Now nearly everything the company sells says Koala Blue, a name that the partners believe captures the country's flavor.
"We wanted a name every American would recognize as Australian," she said. "We asked all our friends what they thought of when they heard Australia, and they all said koala. Pat came up with the blue."
Despite their lack of retail experience, the partners have turned a handsome profit since the beginning of the operation, which expects to ring up $10 million in sales for 1988. Both agree that their lack of experience benefited the company.
"A lot of people told us not to do things that turned out to be successful," Newton-John said. "So the lack of experience was good, because we might have been afraid to try things if we'd known better."
Along with an assortment of casual wear, the shops also carry books, snacks, dresses and skirts. The merchandise is aimed at women ages 18 to 45, although a line of children's wear is also marketed. The firm's biggest seller is T-shirts, which begin at $16 for women and $12.50 for children.
Newton-John said part of Koala Blue's appeal is its obvious show business connection.
"We gave it a show biz flair," she said. "A lot of people have copied that, but we were there first."

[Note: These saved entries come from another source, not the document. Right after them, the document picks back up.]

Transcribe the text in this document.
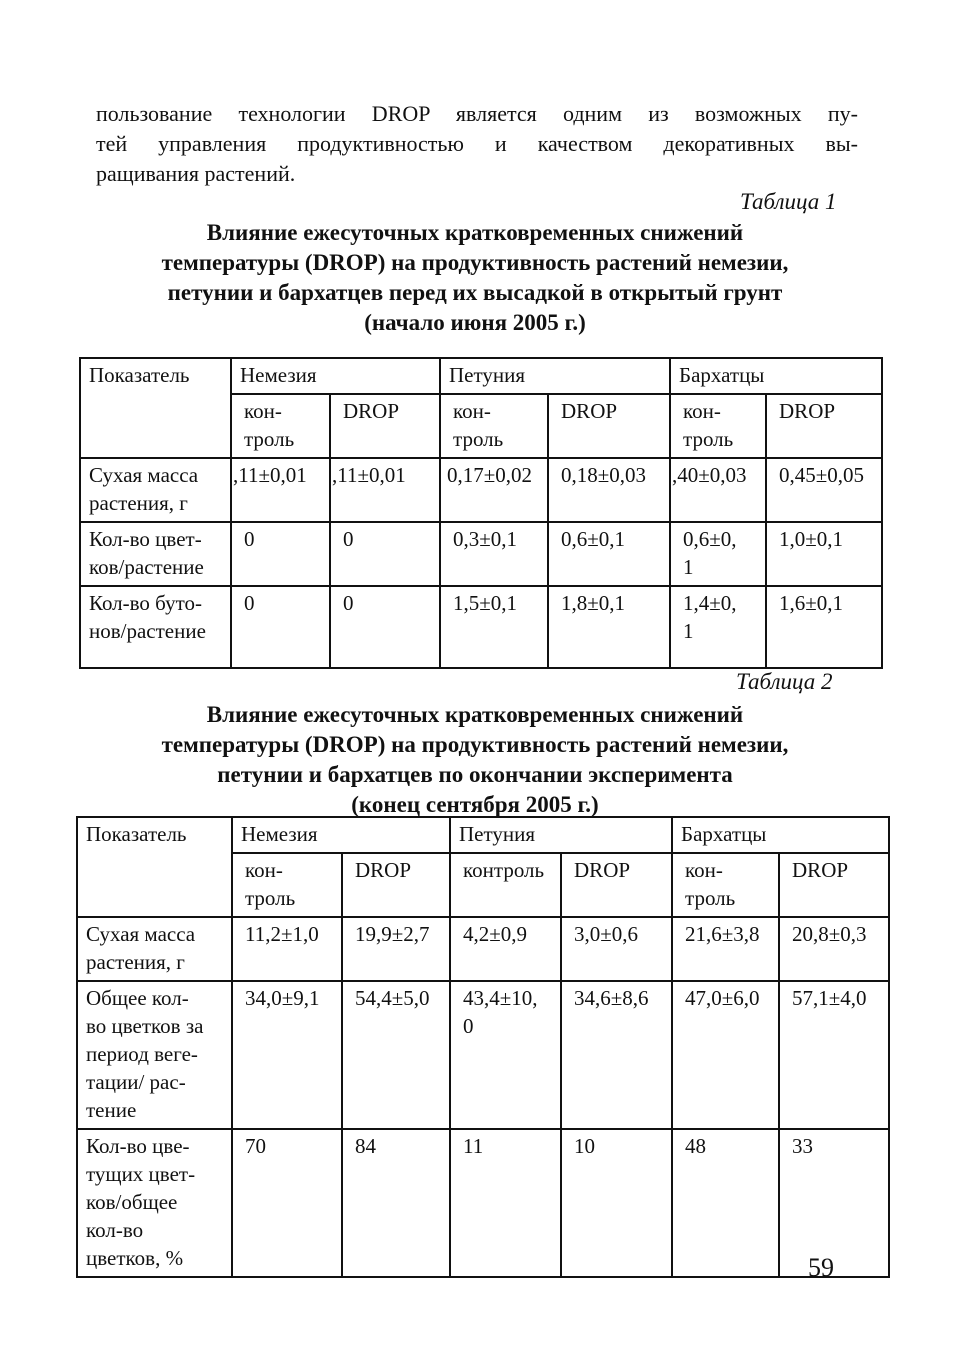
пользование технологии DROP является одним из возможных пу-
тей управления продуктивностью и качеством декоративных вы-
ращивания растений.

Таблица 1

Влияние ежесуточных кратковременных снижений
температуры (DROP) на продуктивность растений немезии,
петунии и бархатцев перед их высадкой в открытый грунт
(начало июня 2005 г.)
Показатель	Немезия		Петуния		Бархатцы	

	кон-
троль	DROP	кон-
троль	DROP	кон-
троль	DROP

Сухая масса
растения, г	,11±0,01	,11±0,01	0,17±0,02	0,18±0,03	,40±0,03	0,45±0,05

Кол-во цвет-
ков/растение	0	0	0,3±0,1	0,6±0,1	0,6±0,
1	1,0±0,1

Кол-во буто-
нов/растение	0	0	1,5±0,1	1,8±0,1	1,4±0,
1	1,6±0,1

Таблица 2

Влияние ежесуточных кратковременных снижений
температуры (DROP) на продуктивность растений немезии,
петунии и бархатцев по окончании эксперимента
(конец сентября 2005 г.)
Показатель	Немезия		Петуния		Бархатцы	

	кон-
троль	DROP	контроль	DROP	кон-
троль	DROP

Сухая масса
растения, г	11,2±1,0	19,9±2,7	4,2±0,9	3,0±0,6	21,6±3,8	20,8±0,3

Общее кол-
во цветков за
период веге-
тации/ рас-
тение	34,0±9,1	54,4±5,0	43,4±10,
0	34,6±8,6	47,0±6,0	57,1±4,0

Кол-во цве-
тущих цвет-
ков/общее
кол-во
цветков, %	70	84	11	10	48	33

59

Adding to the aura provided by Newton-John is the design of the stores, which look as much like Perth cafes as they do clothing boutiques. The shop in Costa Mesa has cafe tables and an Australian milk bar that sells Kraft brand vegemite ($2), Arnott's Cobber biscuits ($3) and a beverage called a lime spider (lime syrup, Sprite and vanilla ice cream, $2). According to Sidell, this store is the company's second best in terms of sales volume, outdone only by the Melrose location.
Despite the eclectic inventory, Koala Blue wants to be known for its fashion designs, which are produced four times a year and created entirely by the company's three designers.
"I love fashion, and watching it go from the drawing board to the finished product," said Newton-John, adding that she and Farrar, who have been friends for more than 20 years, wear their Koala Blue creations.
The performer has been pulled in several directions lately. With a recent HBO special behind her and another to be aired in July, a new album scheduled for release in July and a young daughter, Newton-John does not have much time to reflect on her retail career.
She has, however, figured out her favorite part of the business: "Shopping. We look at everything to get ideas."